Bandung, 2023
Dewa termenung pagi itu, ia sudah tampak rapi dengan kemeja warna biru gelap dan celana hitam kain. Waktu masih menunjuk pukul delapan pagi, namun sepertinya ia sudah bersiap pergi ke tempat formal.
Wajahnya muram, seperti sedang bosan menahan rasa sabar. Namun kali ini bukan karena mikirin mantan. Melainkan sedang memikirkan kelangsungan hidupnya. Maklum, ia anak bungsu dari tujuh bersaudara. Dan kini, hanya ia seorang yang tinggal bersama orang tuanya yang hanya tinggal seorang ibu saja. Sedangkan, sang bapak telah berpulang sekitar setahun yang lalu.
Tentu saja, tanggung jawabnya sangatlah besar, untuk merawat ibunya yang kini mulai senja. Hatinya bersedih, tak bisa mempersembahkan kebahagiaan untuk sang ibu. Wajahnya mulai temaram, antara lelah dan berharap.
Dering ponsel memecah lamunannya, bergetar menggelitik. Segera ia rogoh dari saku celananya.
"Ya, ada apa?" jawabnya dengan malas.
"Wa, besok Sabtu malam kita ada job manggung, di acara nikahan orang. Acaranya gede Wa, jadi fee kita juga lumayan. Kamu bisa kan?" tutur Denis bersemangat. Denis adalah teman dekat Dewa sekaligus rekan satu band.
"Iya, bisa!" dijawab Dewa dengan singkat.
"Koq mletre gitu jawabnya sih bro? Awas kalo sampe nggak bisa, atau mainnya acak-acakan!" canda Denis di susul tawa rombengmya.
"Mana pernah aku main acak-acakan? Aku mah totalitas! Profesional tau!"
"Iya, iya percaya, Dewa gitu lhoh ... hahaha," Denis terbahak, ia sukses memancing emosi sahabatnya itu.
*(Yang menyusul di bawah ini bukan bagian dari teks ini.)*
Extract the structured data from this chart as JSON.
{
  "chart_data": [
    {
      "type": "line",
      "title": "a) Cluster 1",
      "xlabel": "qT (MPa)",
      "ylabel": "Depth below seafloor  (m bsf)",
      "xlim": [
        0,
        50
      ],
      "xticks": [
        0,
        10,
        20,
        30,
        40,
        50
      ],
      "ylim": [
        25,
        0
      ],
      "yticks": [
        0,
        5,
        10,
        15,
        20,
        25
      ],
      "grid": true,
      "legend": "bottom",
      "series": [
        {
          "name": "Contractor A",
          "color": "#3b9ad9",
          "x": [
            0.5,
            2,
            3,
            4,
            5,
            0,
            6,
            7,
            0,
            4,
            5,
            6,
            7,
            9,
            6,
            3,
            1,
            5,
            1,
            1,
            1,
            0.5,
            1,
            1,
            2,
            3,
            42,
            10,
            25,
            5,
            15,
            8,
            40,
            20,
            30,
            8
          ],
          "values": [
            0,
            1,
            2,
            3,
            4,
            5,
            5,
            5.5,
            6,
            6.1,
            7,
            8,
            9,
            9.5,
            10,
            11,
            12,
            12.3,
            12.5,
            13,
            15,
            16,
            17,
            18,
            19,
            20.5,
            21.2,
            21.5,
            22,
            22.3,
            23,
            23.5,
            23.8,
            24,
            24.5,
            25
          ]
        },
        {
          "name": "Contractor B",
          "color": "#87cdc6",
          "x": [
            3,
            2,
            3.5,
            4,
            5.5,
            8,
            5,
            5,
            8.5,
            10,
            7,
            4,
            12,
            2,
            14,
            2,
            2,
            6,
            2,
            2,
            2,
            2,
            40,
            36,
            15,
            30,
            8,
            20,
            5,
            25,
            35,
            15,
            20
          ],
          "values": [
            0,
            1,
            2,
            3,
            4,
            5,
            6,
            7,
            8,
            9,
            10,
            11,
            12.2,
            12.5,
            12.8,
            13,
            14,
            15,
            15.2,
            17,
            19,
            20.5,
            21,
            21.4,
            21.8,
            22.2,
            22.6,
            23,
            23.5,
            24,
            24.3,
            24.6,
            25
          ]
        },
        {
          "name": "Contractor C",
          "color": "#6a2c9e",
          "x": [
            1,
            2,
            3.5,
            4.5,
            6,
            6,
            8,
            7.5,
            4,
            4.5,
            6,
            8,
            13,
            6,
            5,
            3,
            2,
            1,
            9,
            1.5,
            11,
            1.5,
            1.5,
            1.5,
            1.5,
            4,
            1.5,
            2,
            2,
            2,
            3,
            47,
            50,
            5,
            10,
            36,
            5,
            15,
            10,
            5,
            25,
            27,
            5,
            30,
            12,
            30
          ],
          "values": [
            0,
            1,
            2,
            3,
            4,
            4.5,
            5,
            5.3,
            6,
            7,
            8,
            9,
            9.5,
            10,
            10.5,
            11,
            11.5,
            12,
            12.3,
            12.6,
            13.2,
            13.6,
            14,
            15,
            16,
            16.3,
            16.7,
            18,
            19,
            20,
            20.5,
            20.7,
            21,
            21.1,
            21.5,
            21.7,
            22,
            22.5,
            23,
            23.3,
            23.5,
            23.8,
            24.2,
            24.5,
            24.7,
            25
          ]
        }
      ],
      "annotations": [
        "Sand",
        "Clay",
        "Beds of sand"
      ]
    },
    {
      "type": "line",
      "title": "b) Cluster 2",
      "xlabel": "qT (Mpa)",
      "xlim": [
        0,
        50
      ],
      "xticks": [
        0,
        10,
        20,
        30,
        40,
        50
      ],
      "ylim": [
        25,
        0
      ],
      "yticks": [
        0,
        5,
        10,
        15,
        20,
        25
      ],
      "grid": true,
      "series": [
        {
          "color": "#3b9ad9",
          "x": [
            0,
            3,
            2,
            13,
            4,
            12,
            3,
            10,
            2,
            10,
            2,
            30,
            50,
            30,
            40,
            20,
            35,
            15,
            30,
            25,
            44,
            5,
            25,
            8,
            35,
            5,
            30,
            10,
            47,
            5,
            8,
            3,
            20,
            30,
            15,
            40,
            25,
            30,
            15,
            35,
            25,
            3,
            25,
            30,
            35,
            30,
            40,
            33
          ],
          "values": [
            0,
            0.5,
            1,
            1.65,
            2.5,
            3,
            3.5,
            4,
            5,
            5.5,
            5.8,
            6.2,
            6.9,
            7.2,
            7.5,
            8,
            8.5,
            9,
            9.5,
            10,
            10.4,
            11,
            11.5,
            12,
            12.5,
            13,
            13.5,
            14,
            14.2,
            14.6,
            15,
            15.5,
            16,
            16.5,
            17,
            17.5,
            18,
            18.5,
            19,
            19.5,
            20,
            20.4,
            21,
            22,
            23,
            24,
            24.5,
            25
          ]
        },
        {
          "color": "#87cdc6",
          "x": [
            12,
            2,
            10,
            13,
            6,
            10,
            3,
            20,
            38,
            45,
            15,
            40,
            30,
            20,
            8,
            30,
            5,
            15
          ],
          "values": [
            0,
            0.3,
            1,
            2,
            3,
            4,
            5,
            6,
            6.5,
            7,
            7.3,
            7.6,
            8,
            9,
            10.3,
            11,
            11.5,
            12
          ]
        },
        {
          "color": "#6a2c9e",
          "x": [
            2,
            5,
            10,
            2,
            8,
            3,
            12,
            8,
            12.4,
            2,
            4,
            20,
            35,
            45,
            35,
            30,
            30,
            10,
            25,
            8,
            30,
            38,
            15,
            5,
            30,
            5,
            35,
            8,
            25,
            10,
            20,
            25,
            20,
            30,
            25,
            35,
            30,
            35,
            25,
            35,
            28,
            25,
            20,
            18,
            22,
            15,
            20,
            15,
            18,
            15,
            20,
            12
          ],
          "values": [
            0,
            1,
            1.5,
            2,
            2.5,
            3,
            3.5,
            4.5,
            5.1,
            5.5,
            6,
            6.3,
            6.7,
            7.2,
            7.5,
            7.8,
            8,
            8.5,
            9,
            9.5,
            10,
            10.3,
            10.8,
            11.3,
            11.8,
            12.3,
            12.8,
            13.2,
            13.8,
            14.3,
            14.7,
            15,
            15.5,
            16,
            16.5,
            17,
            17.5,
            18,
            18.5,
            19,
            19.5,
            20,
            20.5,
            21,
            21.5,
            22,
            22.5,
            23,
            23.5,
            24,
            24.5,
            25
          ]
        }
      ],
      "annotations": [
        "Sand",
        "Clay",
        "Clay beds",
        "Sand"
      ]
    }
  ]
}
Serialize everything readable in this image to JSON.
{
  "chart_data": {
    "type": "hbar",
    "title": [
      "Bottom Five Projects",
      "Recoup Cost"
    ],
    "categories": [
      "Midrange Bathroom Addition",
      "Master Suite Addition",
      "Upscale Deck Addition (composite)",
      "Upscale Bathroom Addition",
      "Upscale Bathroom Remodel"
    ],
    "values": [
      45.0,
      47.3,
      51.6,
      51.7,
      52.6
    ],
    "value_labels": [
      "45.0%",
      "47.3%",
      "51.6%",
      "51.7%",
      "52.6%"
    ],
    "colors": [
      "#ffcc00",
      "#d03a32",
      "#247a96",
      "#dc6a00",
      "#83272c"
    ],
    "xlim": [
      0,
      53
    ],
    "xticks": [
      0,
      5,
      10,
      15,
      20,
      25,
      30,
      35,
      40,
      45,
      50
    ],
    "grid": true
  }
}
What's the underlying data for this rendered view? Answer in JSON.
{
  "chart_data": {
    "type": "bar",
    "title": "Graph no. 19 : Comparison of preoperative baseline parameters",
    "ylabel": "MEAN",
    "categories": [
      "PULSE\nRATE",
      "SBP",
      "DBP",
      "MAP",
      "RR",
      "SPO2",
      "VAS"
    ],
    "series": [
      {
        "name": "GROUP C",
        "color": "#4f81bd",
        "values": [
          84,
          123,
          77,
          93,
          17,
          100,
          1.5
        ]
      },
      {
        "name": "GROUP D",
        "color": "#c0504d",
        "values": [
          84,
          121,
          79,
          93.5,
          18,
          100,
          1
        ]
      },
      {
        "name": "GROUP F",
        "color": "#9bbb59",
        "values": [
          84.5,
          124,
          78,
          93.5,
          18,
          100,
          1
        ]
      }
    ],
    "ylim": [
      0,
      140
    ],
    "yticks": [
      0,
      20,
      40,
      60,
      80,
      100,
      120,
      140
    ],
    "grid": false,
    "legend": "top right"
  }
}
Sementara muka Dewa makin ditekuk kesal, ia melirik pada asbak di atas meja disampingnya. Alangkah girangnya ia saat melihat ada sebatang rokok di sana. Seperti menemukan emas saja. Itu pun sudah tak utuh lagi dan tampaknya ia pernah kelupaan menaruhnya di asbak yang masih penuh abu.
Segera ia sulut, dan menghisap dengan nikmatnya. Otaknya kembali segar dan mulai bisa dijalankan lagi setelah beberapa saat menggumpal tak jelas. Sejenak ia menikmati sebatang rokok. Bukan teh, kopi atau gorengan sebagai temannya. Melainkan pikiran-pikiran yang terus saja berkutat di otaknya.
Ia bukan mengeluh karena menanggung semua kebutuhan hidup sendirian. Tapi dia sudah lelah mencari pekerjaan, namun tak satupun pintu pekerjaan yang terbuka untuknya.
Sebenarnya, bukan baru kali ini ia mencari kerja. Hampir dua tahun sudah ia nganggur bukan tanpa usaha. Sudah berbagai usaha di lakukannya, tak terhitung lagi jumlah perusahaan yang ia datangi untuk memasukkan surat lamaran beserta curriculum vitae. Tapi rasanya aneh sekali, tak ada satupun yang merespon. Bahkan untuk diberi kesempatan untuk wawancara saja, tidak.
Ia mendesis pelan, sepelan sepoi angin yang berhembus pagi itu melewati teras rumahnya. Hingga sampailah pada hisapan terakhir, lalu menggerusnya kembali ke asbak. Ia mulai berdiri dan meraih helm diatas stang motor. Badannya kini sudah beralih duduk di atas motor bebeknya.